Rhode Island Red
The Rhode Island Red is an American breed of domestic chicken. It was developed in the late nineteenth century in Massachusetts and Rhode Island by cross-breeding birds of Oriental origin such as the Malay with brown Leghorn birds from Italy. It was formerly a dual-purpose breed, raised both for meat and for eggs; modern strains have been bred for their egg-laying abilities. The traditional non-industrial strains of the Rhode Island Red are listed as “watch” by The Livestock Conservancy.
The Rhode Island Red is the state bird of Rhode Island. It is one of only three state birds that is not a species native to the United States.
Rhode Island Red History
The Rhode Island Red were originally bred in a village located in the town of Little Compton, Rhode Island. One of the foundation sires of the breed was a black-breasted red Malay cock which was imported from England. This cock is on display at the Smithsonian Institution as the father of the Rhode Island Red breed.
Developed in southeastern Rhode Island and the South Coast of Massachusetts, early flocks often had both single and rose combed individuals. It was from the Malay that the Rhode Island Red got its deep color, strong constitution, and relatively hard feathers.

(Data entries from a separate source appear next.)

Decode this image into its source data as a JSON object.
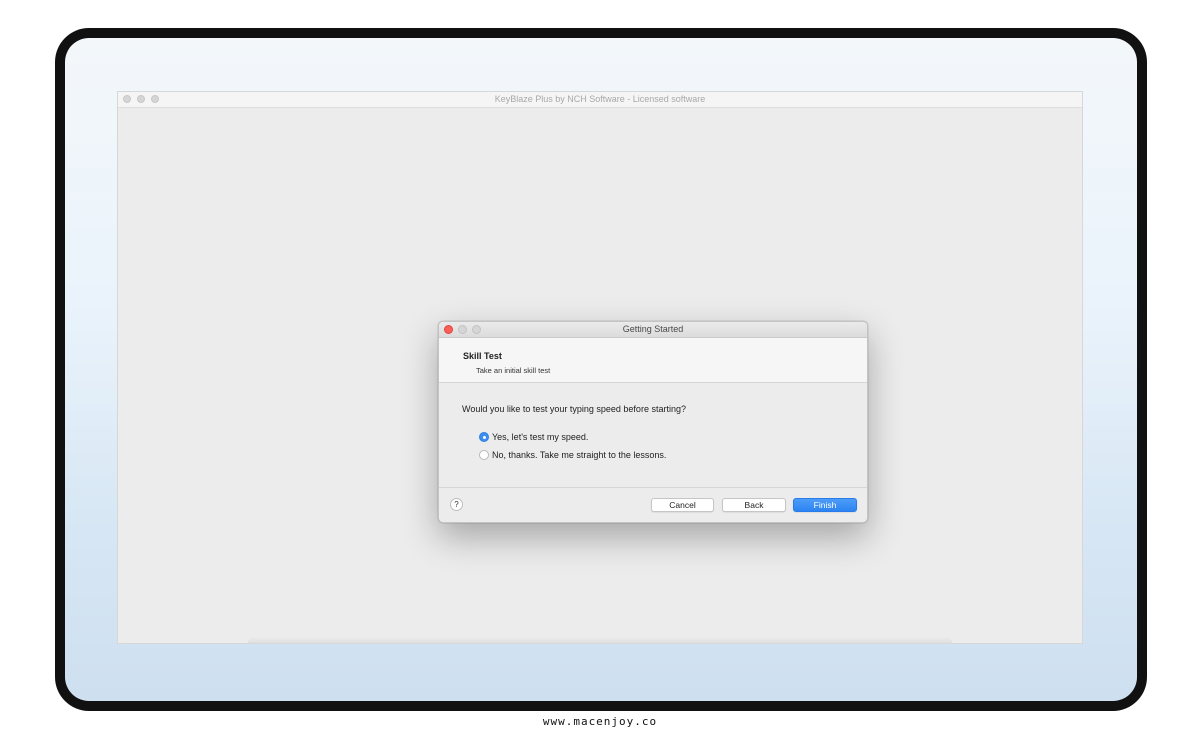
{
  "app": {
    "title": "KeyBlaze Plus by NCH Software - Licensed software"
  },
  "dialog": {
    "title": "Getting Started",
    "heading": "Skill Test",
    "subheading": "Take an initial skill test",
    "question": "Would you like to test your typing speed before starting?",
    "options": [
      {
        "label": "Yes, let's test my speed.",
        "selected": true
      },
      {
        "label": "No, thanks. Take me straight to the lessons.",
        "selected": false
      }
    ],
    "buttons": {
      "help": "?",
      "cancel": "Cancel",
      "back": "Back",
      "finish": "Finish"
    }
  },
  "watermark": "www.macenjoy.co",
  "colors": {
    "accent": "#2d84f1",
    "close_light": "#fc5f57",
    "frame": "#111111"
  }
}
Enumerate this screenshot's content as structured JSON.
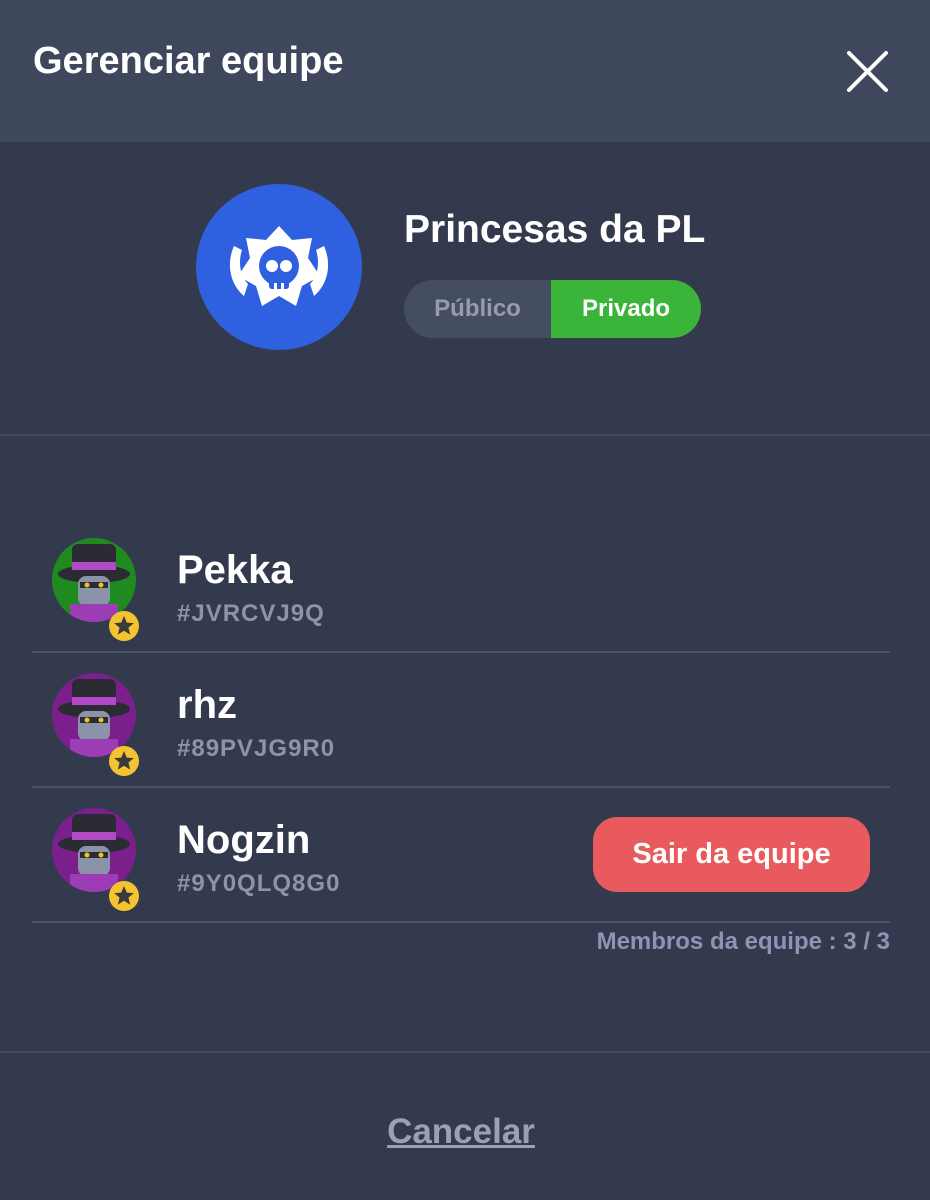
{
  "header": {
    "title": "Gerenciar equipe",
    "close_icon": "close-icon"
  },
  "team": {
    "name": "Princesas da PL",
    "logo_icon": "skull-star-icon",
    "privacy": {
      "options": [
        "Público",
        "Privado"
      ],
      "selected": "Privado"
    }
  },
  "members": [
    {
      "name": "Pekka",
      "tag": "#JVRCVJ9Q",
      "avatar_bg": "#1f8a1f",
      "badge_icon": "star-icon"
    },
    {
      "name": "rhz",
      "tag": "#89PVJG9R0",
      "avatar_bg": "#7a1f8c",
      "badge_icon": "star-icon"
    },
    {
      "name": "Nogzin",
      "tag": "#9Y0QLQ8G0",
      "avatar_bg": "#7a1f8c",
      "badge_icon": "star-icon",
      "action_label": "Sair da equipe"
    }
  ],
  "members_count_label": "Membros da equipe : 3 / 3",
  "footer": {
    "cancel_label": "Cancelar"
  },
  "colors": {
    "background": "#343a4d",
    "header": "#3f475c",
    "accent_green": "#3bb43a",
    "danger_red": "#e85a5d",
    "logo_blue": "#2f60e0"
  }
}
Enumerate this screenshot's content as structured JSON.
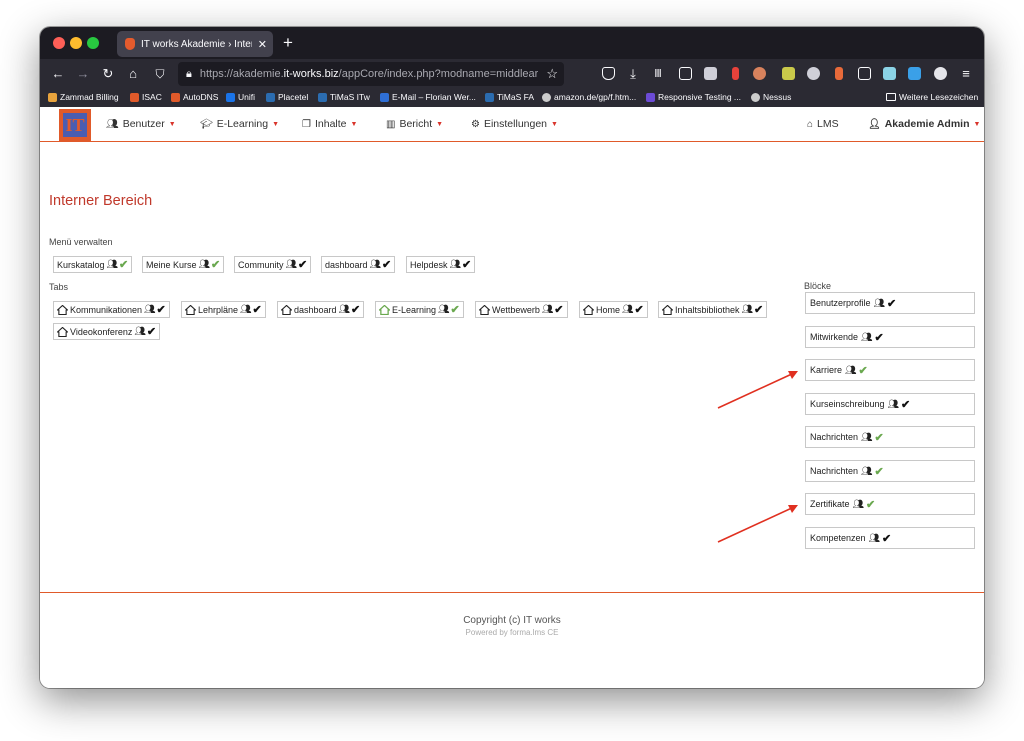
{
  "browser": {
    "tab_title": "IT works Akademie › Interner Be",
    "url_prefix": "https://akademie.",
    "url_host": "it-works.biz",
    "url_path": "/appCore/index.php?modname=middlear",
    "bookmarks": [
      {
        "label": "Zammad Billing",
        "color": "#e8a33d"
      },
      {
        "label": "ISAC",
        "color": "#e05a2a"
      },
      {
        "label": "AutoDNS",
        "color": "#e05a2a"
      },
      {
        "label": "Unifi",
        "color": "#1a73e8"
      },
      {
        "label": "Placetel",
        "color": "#2b6cb0"
      },
      {
        "label": "TiMaS ITw",
        "color": "#2b6cb0"
      },
      {
        "label": "E-Mail – Florian Wer...",
        "color": "#2f6fd6"
      },
      {
        "label": "TiMaS FA",
        "color": "#2b6cb0"
      },
      {
        "label": "amazon.de/gp/f.htm...",
        "color": "#cccccc"
      },
      {
        "label": "Responsive Testing ...",
        "color": "#6c4bd6"
      },
      {
        "label": "Nessus",
        "color": "#cccccc"
      }
    ],
    "other_bookmarks": "Weitere Lesezeichen"
  },
  "header": {
    "logo_text": "IT",
    "menu": [
      {
        "label": "Benutzer",
        "icon": "users-icon"
      },
      {
        "label": "E-Learning",
        "icon": "graduation-cap-icon"
      },
      {
        "label": "Inhalte",
        "icon": "files-icon"
      },
      {
        "label": "Bericht",
        "icon": "bar-chart-icon"
      },
      {
        "label": "Einstellungen",
        "icon": "gears-icon"
      }
    ],
    "lms_label": "LMS",
    "admin_label": "Akademie Admin"
  },
  "main": {
    "title": "Interner Bereich",
    "menu_section_label": "Menü verwalten",
    "menu_items": [
      {
        "label": "Kurskatalog",
        "check": "green"
      },
      {
        "label": "Meine Kurse",
        "check": "green"
      },
      {
        "label": "Community",
        "check": "black"
      },
      {
        "label": "dashboard",
        "check": "black"
      },
      {
        "label": "Helpdesk",
        "check": "black"
      }
    ],
    "tabs_section_label": "Tabs",
    "tabs": [
      {
        "label": "Kommunikationen",
        "check": "black",
        "house": "black"
      },
      {
        "label": "Lehrpläne",
        "check": "black",
        "house": "black"
      },
      {
        "label": "dashboard",
        "check": "black",
        "house": "black"
      },
      {
        "label": "E-Learning",
        "check": "green",
        "house": "green"
      },
      {
        "label": "Wettbewerb",
        "check": "black",
        "house": "black"
      },
      {
        "label": "Home",
        "check": "black",
        "house": "black"
      },
      {
        "label": "Inhaltsbibliothek",
        "check": "black",
        "house": "black"
      },
      {
        "label": "Videokonferenz",
        "check": "black",
        "house": "black"
      }
    ],
    "blocks_section_label": "Blöcke",
    "blocks": [
      {
        "label": "Benutzerprofile",
        "check": "black"
      },
      {
        "label": "Mitwirkende",
        "check": "black"
      },
      {
        "label": "Karriere",
        "check": "green"
      },
      {
        "label": "Kurseinschreibung",
        "check": "black"
      },
      {
        "label": "Nachrichten",
        "check": "green"
      },
      {
        "label": "Nachrichten",
        "check": "green"
      },
      {
        "label": "Zertifikate",
        "check": "green"
      },
      {
        "label": "Kompetenzen",
        "check": "black"
      }
    ]
  },
  "footer": {
    "copyright": "Copyright (c) IT works",
    "powered": "Powered by forma.lms CE"
  },
  "colors": {
    "accent": "#e05a2a",
    "title_red": "#c0392b",
    "check_green": "#6aa84f",
    "annotation_arrow": "#e03020"
  }
}
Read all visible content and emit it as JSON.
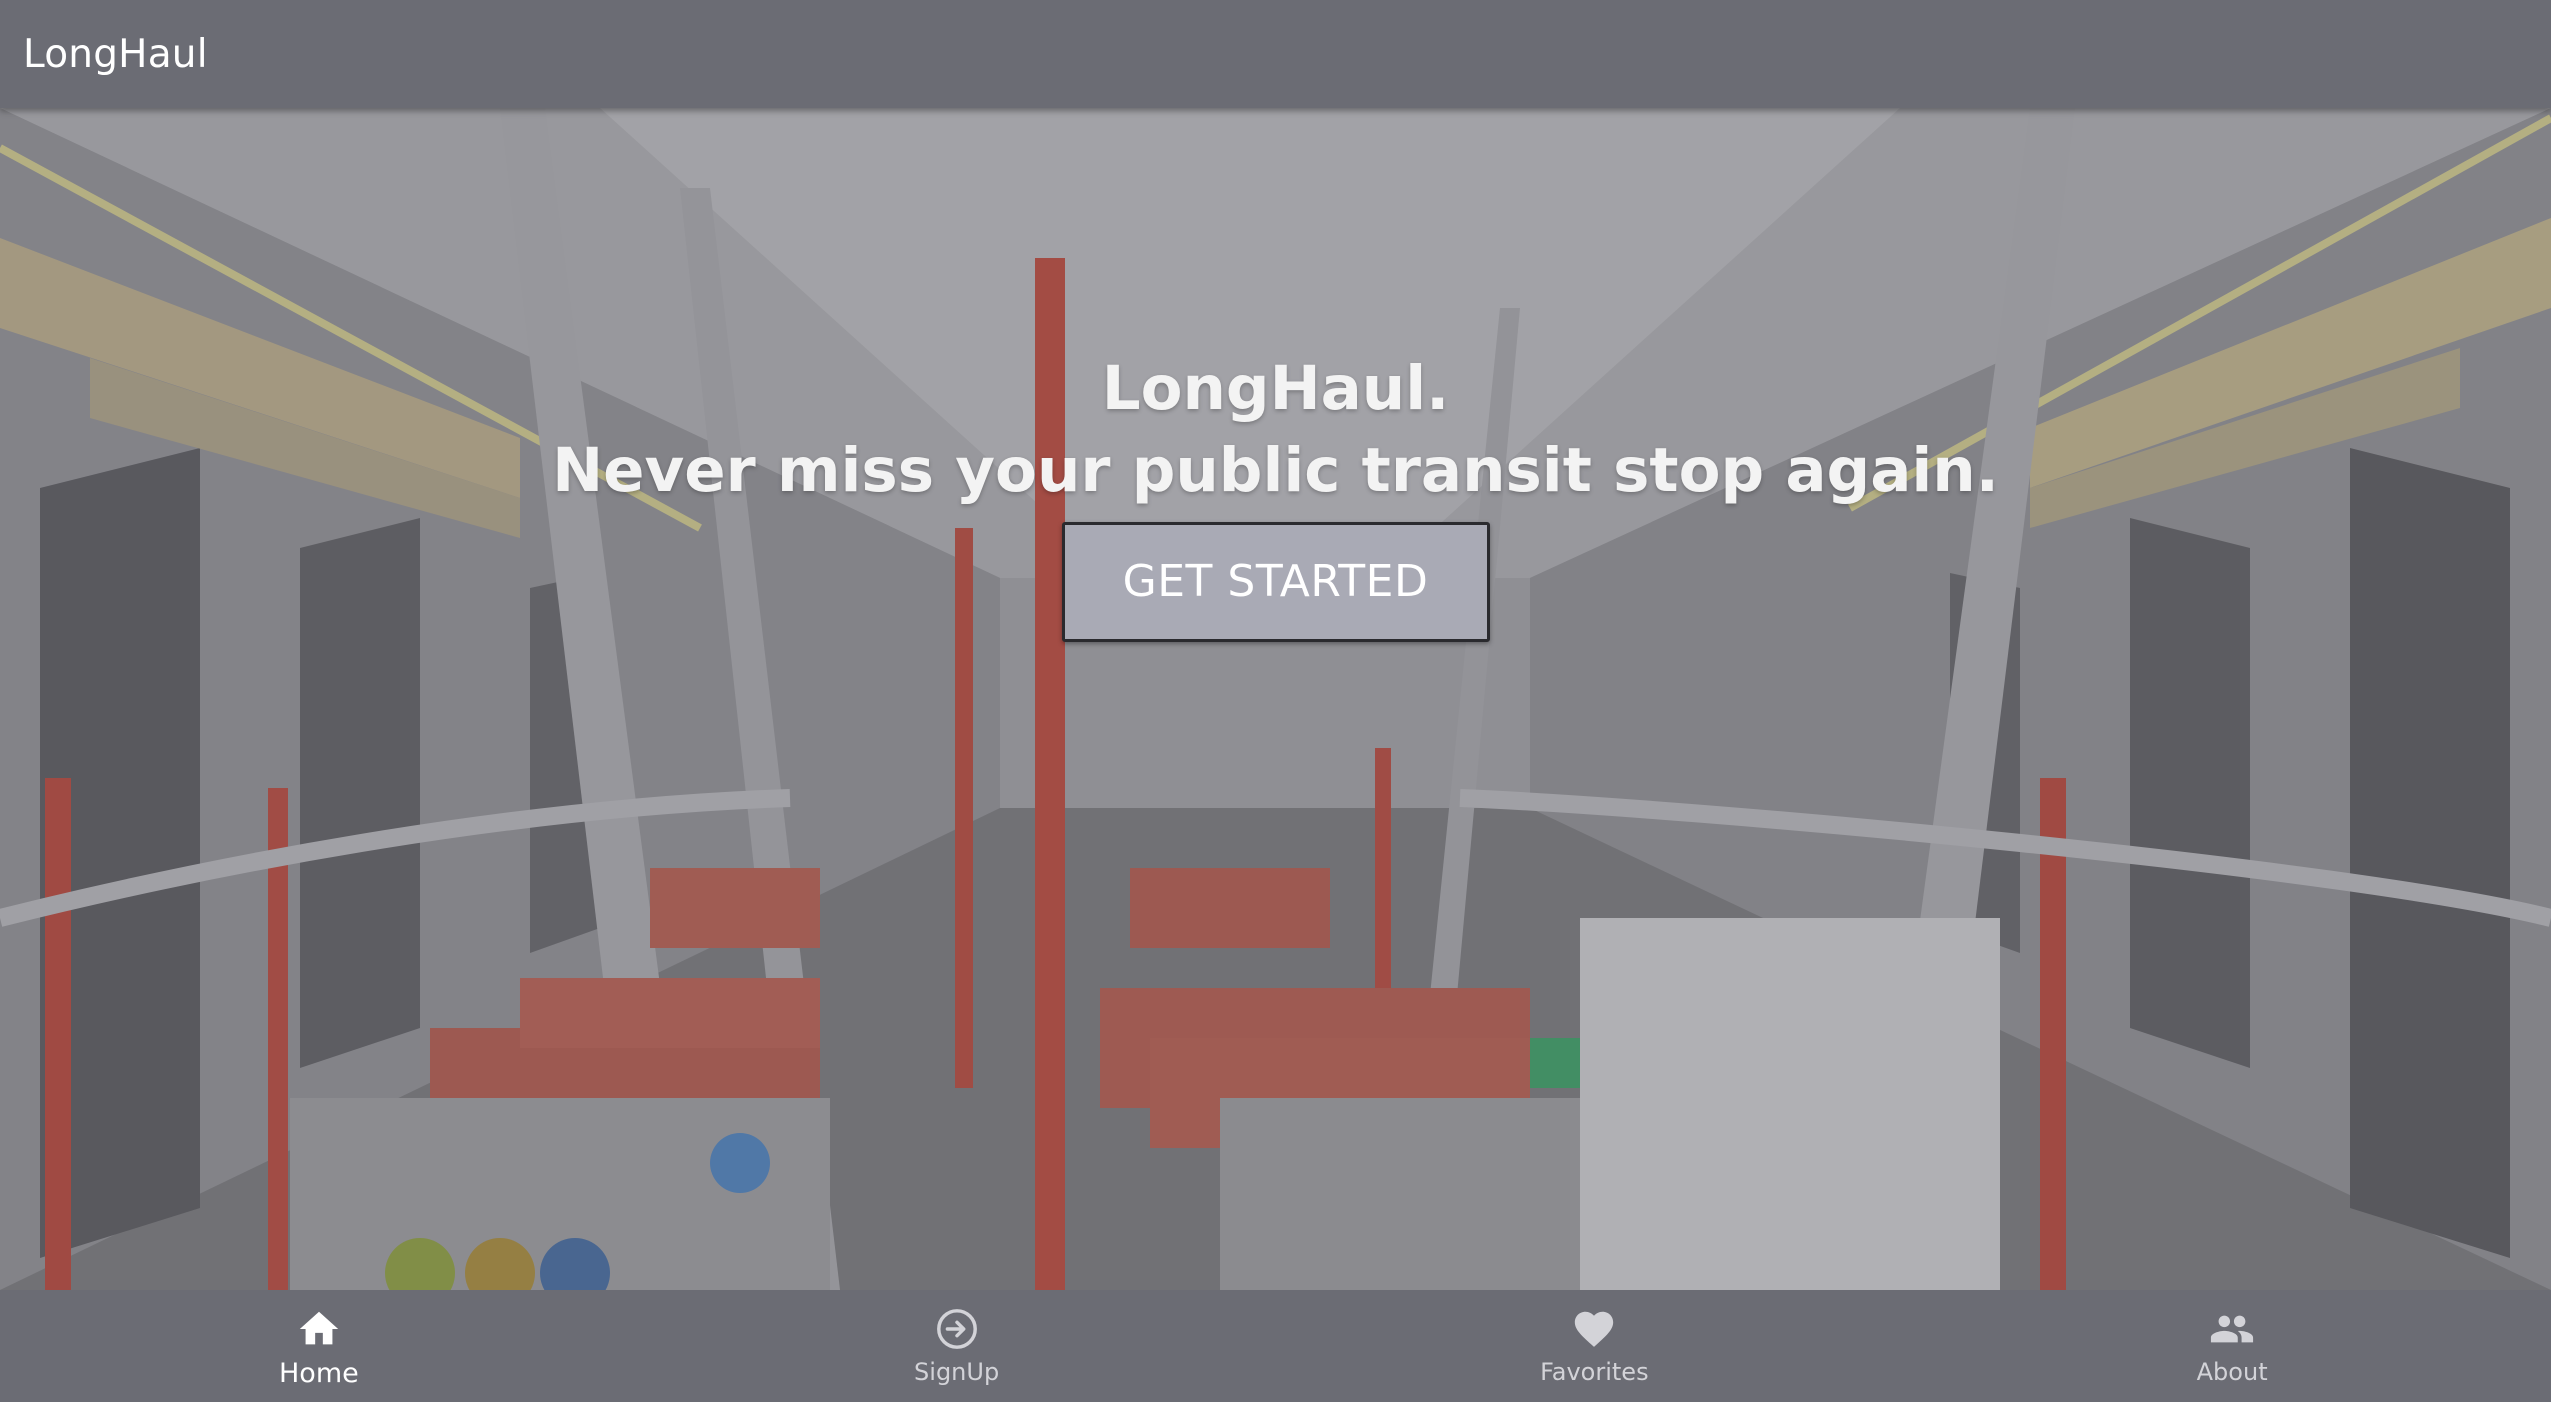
{
  "app_bar": {
    "title": "LongHaul"
  },
  "hero": {
    "headline": "LongHaul.",
    "tagline": "Never miss your public transit stop again.",
    "cta_label": "GET STARTED",
    "background_image": "subway-train-interior"
  },
  "bottom_nav": {
    "items": [
      {
        "label": "Home",
        "icon": "home-icon",
        "active": true
      },
      {
        "label": "SignUp",
        "icon": "login-icon",
        "active": false
      },
      {
        "label": "Favorites",
        "icon": "heart-icon",
        "active": false
      },
      {
        "label": "About",
        "icon": "people-icon",
        "active": false
      }
    ]
  },
  "colors": {
    "app_bar": "#6b6c74",
    "cta_background": "#a9aab5",
    "text_primary": "#ffffff",
    "nav_inactive_label": "#d3d3d8"
  }
}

The name “Rhode Island Red” is ascribed to Isaac Champlin Wilbour (1831–1899) of Little Compton, Rhode Island at an unknown date, or to a Mr. Jenny of the Southern Massachusetts Poultry Association in 1879 or 1880. The poultry expert Nathaniel Borden Aldrich (1866–1908) of Fall River, Massachusetts suggested the name “Golden Buffs” around 1890, but by 1895 they were being exhibited under the name “Rhode Island Red.” Before this they were known as “John Macomber fowls” or “Tripp fowls.”
In 1925, the Rhode Island Red Club of America donated funds for an elegant monument to the Rhode Island Red in Adamsville. (The monument is now on the National Register of Historic Places.) A competing monument to the Rhode Island Red, claiming its creation not for the poultry fanciers, but for the farmers who grew them commercially in great numbers in Little Compton, was erected by the state in 1988 a mile or so (about two kilometers) south of Adamsville.